There may be situations in which the background sweeper’s heuristics for selecting tables to sweep may not satisfy one’s requirements. One can influence the selection process by configuring the sweep.sweepPriorityOverrides parameter in runtime configuration.

AtlasDB Runtime Config

Default

Description

blacklistTables

[]

List of fully qualified table names (e.g. namespace.tablename) which the background sweeper should not sweep.

priorityTables

[]

List of fully qualified table names which the background sweeper should prioritise for sweep.

Note that the conditions for table selection are only checked between iterations of sweep.
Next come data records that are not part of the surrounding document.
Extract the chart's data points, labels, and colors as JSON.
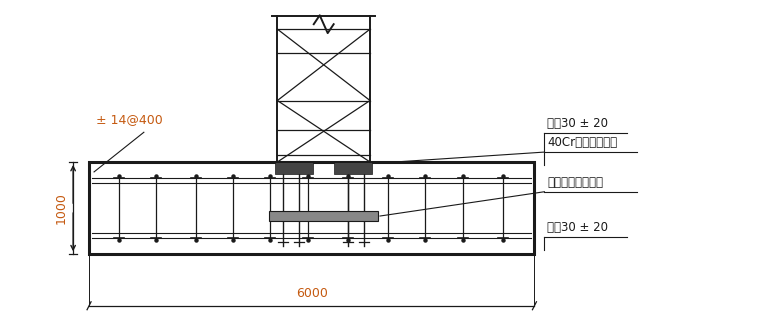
{
  "bg_color": "#ffffff",
  "line_color": "#1a1a1a",
  "dim_color": "#c55a11",
  "text_color": "#1a1a1a",
  "orange_color": "#c55a11",
  "figsize": [
    7.6,
    3.23
  ],
  "dpi": 100,
  "labels": {
    "rebar_top": "双吐30 ± 20",
    "bolt": "40Cr塔吊专用螺栓",
    "plate": "塔吊专用定位钉板",
    "rebar_bot": "双吐30 ± 20",
    "rebar_side": "± 14@400",
    "dim_h": "1000",
    "dim_w": "6000"
  }
}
The algorithm for deciding whether a table that is currently being swept should continue to be swept is as follows:

  1. If the table being swept is a priority table, continue sweeping it.

  2. If there are any priority tables and the table currently being swept is not a priority table, stop sweeping it and switch to a random priority table.

  3. If the table being swept is not blacklisted, continue sweeping it.

  4. There are no priority tables, and the table being swept is blacklisted; select another table using standard sweep heuristics.

Note that if blacklist/priority settings are subsequently removed, sweep will continue sweeping the table that those settings have made it select (in particular, it will not immediately return to the original table it was sweeping).

Also, as we don’t know the data distribution of the original table we were sweeping, we don’t know how much of the table we have swept; we thus don’t have enough information to update the sweep priority table with our results while registering that we have only done a partial sweep. In practice, this would tend to mean that the probability the original table being swept will be picked again for sweeping after overrides have been removed may be a little higher than if we accounted for the partial sweep.

One possible use of having blacklist tables is for specifying tables which you don’t want the background sweeper to sweep, but you still want to be able to carry out a manual sweep. Note that specifying tables as SweepStrategy.NOTHING will mean that even manual sweeps will not do anything.